Leroy Clarke
The Super-Talented and Highly-Creative Artist
Artist, singer, writer, Leroy Clarke is one of Trinidad and Tobago’s finest contributors to the creative industries. Self-taught, Clarke’s prowess as a visual artist grew from a compunction to “see and, to go deeper than surfaces allowed” as he used his life experiences to shape the worldview to which he, as artist champions today. He was nurtured in the security of community; his study was as casual as play, a hobby from which he has not really awaken!
"Eye have always had a passion for drawing and building things, using leaves, wood, stone, shells and angel hair in the skies! The map of my palm! Fine lines between spaces within forms that transmit meaning of fantastic weaving, to radiate the spirit of the thing, and make the thing speak, singing out its eternal truth, its personality."
LeRoy Clarke Tweet
Leve 2016, with the theme Luxury Meets Lifestyle, brought together great minds and talent. The works of LeRoy Clarke were featured at Leve in 2016.

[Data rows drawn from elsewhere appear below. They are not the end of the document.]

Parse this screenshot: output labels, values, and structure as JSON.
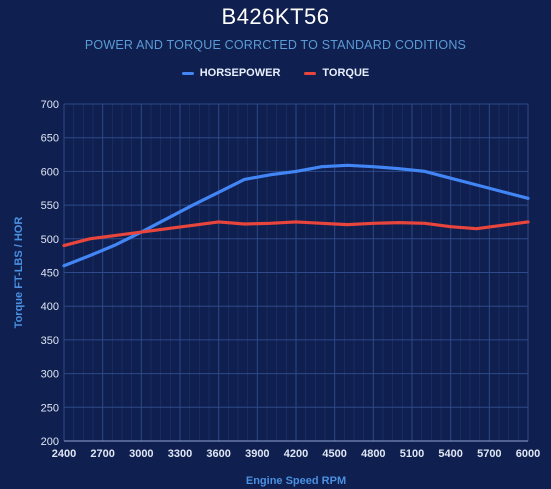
{
  "chart_data": {
    "type": "line",
    "title": "B426KT56",
    "subtitle": "POWER AND TORQUE CORRCTED TO STANDARD CODITIONS",
    "xlabel": "Engine Speed RPM",
    "ylabel": "Torque FT-LBS / HOR",
    "legend_position": "top",
    "grid": true,
    "xlim": [
      2400,
      6000
    ],
    "ylim": [
      200,
      700
    ],
    "x_ticks": [
      2400,
      2700,
      3000,
      3300,
      3600,
      3900,
      4200,
      4500,
      4800,
      5100,
      5400,
      5700,
      6000
    ],
    "y_ticks": [
      200,
      250,
      300,
      350,
      400,
      450,
      500,
      550,
      600,
      650,
      700
    ],
    "x": [
      2400,
      2600,
      2800,
      3000,
      3200,
      3400,
      3600,
      3800,
      4000,
      4200,
      4400,
      4600,
      4800,
      5000,
      5200,
      5400,
      5600,
      5800,
      6000
    ],
    "series": [
      {
        "name": "HORSEPOWER",
        "color": "#4285f4",
        "values": [
          460,
          475,
          491,
          510,
          530,
          550,
          569,
          588,
          595,
          600,
          607,
          609,
          607,
          604,
          600,
          590,
          580,
          570,
          560
        ]
      },
      {
        "name": "TORQUE",
        "color": "#e8453c",
        "values": [
          490,
          500,
          505,
          510,
          515,
          520,
          525,
          522,
          523,
          525,
          523,
          521,
          523,
          524,
          523,
          518,
          515,
          520,
          525
        ]
      }
    ]
  },
  "colors": {
    "background": "#0f1f4f",
    "grid": "#2e4a8a",
    "tick_text": "#dfe6f5",
    "axis_title": "#4a90e2"
  }
}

The paintings of LeRoy Clarke seem like magnifications of his own calligraphy. The huge canvasses are covered with finely involuted patterns that on close examination resemble scripts, tragic doodles that subconsciously follow their own design. Clarke’s drawings seem to grow out of an inevitability as if a tortured subconscious dictated their automatic line. His books of poems are designed in this way too, the handwriting of the poem springing from the same source as the lines of his drawing. Not many artists have worked like this. Offhand, one thinks of [William] Blake, whose vision demanded
this simultaneous expression of word and form, and of course, classic Oriental art. Word and shape become totemic in Clarke’s painting-poetry, his painted forms are rigid, sculptural, objects that are votive in their tribal rigidity. One does not think of ‘style’ where his work is concerned. The style is the vision and that is relentless and whole, it has suffered from no influences, it only releases associations, but these associations go deeper than the surface of art. They spring deep and grip the tribal memory, they clench with a pain that comes close to insufferable, an anger that is shrill with its horror of injustice. Their power is overwhelming and the raw fire of many of the poems complements them. We should acknowledge the scalding truths they shout at us, otherwise, they remain ‘art.’ Like Blake’s, they are visionary tracts.